Die Rückkehr von Mitchell Weiser verzögert sich weiter – und auch in Sachen Werder-Zukunft steht das endgültige Signal aus. Erfolgt es noch in diesem Monat?
Perspektive der Leihrückkehrer
Einen Monat liegt die Partie des SV Werder Bremen gegen RB Leipzig nun zurück – und damit der auffälligste Auftritt in Klubdiensten von Mitchell Weiser in dieser Saison: als Interview-Gast bei Sky während der Halbzeitpause.
Ein in der Saisonvorbereitung erlittener Kreuzbandriss verhinderte, dass der 32-Jährige an den 32 bisherigen Spieltagen für die Bremer sportlich eingreifen konnte – und daran dürfte sich wohl auch nichts mehr ändern.
Eigentlich hatte man am Osterdeich bereits zeitnah nach dem Leipzig-Spiel mit einer Rückkehr auf den Trainingsplatz gerechnet. Der Spieler selbst hatte ursprünglich gar einen noch früheren Zeitpunkt angepeilt.
Die Rückkehr gestaltet sich zäh
„Als es frisch passiert ist, habe ich gesagt: Ich komme im Januar zurück. Weil ich dachte, ich nehme die Reha auseinander“, so Weiser zu Anfang des Jahres. „Was ich gelernt habe, ist, dass es einfach die Zeit braucht, die es braucht.“
Tatsächlich gestaltet sich die Rekonvaleszenz noch immer zäh, am Dienstag fehlte er weiterhin im Training; in den kommenden Tagen könnte er eventuell doch noch auf den Platz zurückkehren, so die Prognose, mit der man jedoch vorsichtig planen dürfte.
Doch von einem Einsatz wäre Weiser selbst dann noch ein gutes Stück entfernt, wie zuletzt auch Coach Daniel Thioune andeutete: „Ich glaube nicht, dass er in dieser Saison in einem Punktspiel noch auf den Platz zurückkehrt.“
Werder bietet leistungsbezogenen Vertrag
Und da auch die weitere Zukunft Weisers in Bremen aktuell noch in den Sternen steht, könnte es durchaus sein, dass der Unterschiedsspieler der vergangenen Jahre das Werder-Trikot am 34. Spieltag der Vorsaison in Heidenheim zum letzten Mal getragen hatte.
Angesichts des auslaufenden Vertrags werden weiterhin Gespräche über eine Verlängerung geführt – eine Tendenz sei aktuell noch immer nicht erkennbar, heißt es, der Ausgang offen.

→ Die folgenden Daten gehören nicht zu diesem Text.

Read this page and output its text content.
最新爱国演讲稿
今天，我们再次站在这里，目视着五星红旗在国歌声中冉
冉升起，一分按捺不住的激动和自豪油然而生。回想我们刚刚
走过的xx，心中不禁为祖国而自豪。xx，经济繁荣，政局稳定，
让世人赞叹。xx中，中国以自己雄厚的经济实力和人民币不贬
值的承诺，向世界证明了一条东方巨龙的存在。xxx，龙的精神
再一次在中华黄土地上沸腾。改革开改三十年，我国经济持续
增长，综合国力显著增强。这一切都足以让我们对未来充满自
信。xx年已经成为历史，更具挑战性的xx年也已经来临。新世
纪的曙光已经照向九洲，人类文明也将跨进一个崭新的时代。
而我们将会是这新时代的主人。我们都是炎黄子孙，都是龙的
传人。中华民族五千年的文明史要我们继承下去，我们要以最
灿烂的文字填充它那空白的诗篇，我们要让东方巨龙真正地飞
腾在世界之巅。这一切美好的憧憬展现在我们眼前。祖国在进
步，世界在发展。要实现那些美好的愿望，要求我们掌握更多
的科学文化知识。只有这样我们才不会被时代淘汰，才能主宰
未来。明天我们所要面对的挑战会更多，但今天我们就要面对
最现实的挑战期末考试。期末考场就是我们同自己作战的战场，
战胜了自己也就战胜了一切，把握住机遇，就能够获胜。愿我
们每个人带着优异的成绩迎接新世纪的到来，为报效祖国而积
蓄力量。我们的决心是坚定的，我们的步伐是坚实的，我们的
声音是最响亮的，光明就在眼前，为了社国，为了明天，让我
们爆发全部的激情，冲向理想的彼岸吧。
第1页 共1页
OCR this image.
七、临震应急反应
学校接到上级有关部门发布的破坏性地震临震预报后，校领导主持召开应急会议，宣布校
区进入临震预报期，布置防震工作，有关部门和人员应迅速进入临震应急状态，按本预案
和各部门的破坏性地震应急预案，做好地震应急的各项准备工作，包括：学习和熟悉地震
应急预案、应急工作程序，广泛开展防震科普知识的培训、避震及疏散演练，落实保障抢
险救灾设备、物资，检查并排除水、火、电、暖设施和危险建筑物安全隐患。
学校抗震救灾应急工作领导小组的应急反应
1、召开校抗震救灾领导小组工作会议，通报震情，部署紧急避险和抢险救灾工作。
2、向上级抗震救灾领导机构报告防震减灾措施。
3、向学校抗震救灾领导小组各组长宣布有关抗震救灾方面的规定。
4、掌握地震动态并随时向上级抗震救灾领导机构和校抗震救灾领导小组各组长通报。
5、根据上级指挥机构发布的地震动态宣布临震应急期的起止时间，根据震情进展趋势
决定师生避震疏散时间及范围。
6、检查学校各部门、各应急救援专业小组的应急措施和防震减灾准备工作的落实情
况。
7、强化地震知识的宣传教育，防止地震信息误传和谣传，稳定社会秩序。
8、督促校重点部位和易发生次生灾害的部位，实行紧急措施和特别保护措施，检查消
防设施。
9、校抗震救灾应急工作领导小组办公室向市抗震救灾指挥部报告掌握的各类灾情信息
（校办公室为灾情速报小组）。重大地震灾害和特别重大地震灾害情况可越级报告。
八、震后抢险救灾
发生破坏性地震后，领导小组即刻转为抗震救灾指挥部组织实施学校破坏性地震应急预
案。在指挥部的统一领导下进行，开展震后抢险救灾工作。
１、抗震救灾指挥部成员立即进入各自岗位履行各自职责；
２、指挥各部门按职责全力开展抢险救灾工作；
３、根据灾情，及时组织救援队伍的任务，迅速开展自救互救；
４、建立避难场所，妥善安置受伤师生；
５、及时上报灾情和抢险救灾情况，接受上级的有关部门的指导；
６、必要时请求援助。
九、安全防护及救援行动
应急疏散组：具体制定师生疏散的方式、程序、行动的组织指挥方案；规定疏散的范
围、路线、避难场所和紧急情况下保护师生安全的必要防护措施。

Für eine gewisse Skepsis dürfte da jedoch das bisherige Zögern der Spielerseite sorgen …
Werder hat seine Bereitschaft zur Verlängerung signalisiert, zu angepassten Konditionen mit leistungsbezogenen Bezügen. Ob die Vorstellungen miteinander vereinbar sind, bleibt indes fraglich. Am Osterdeich rechnet man noch in diesem Monat mit einer Entscheidung.
Kownacki? Werder nicht allzu euphorisch
Genauso fraglich wiederum erscheint, inwieweit Dawid Kownacki als einer von drei Leihrückkehrern (zu Hertha BSC) in den Bremer Planungen noch eine Rolle spielt. Obwohl mit Thioune sein Förderer aus gemeinsamen erfolgreichen Zeiten in Düsseldorf am Werk ist, wirkt man bei Werder nicht allzu euphorisch darüber.
Keine Perspektive haben dürften Skelly Alvero (Amiens SC) und Leon Opitz (Karlsruhe). Bei beiden hatte man sich an der Weser mehr von den Ausleihen erhofft. Dass Alvero nicht mal in der französischen 2. Liga für sich werben konnte, geht als nächstes Kapitel in dessen Geschichte als Transfer-Flop (Werder zahlte 2024 4,75 Millionen Euro) ein.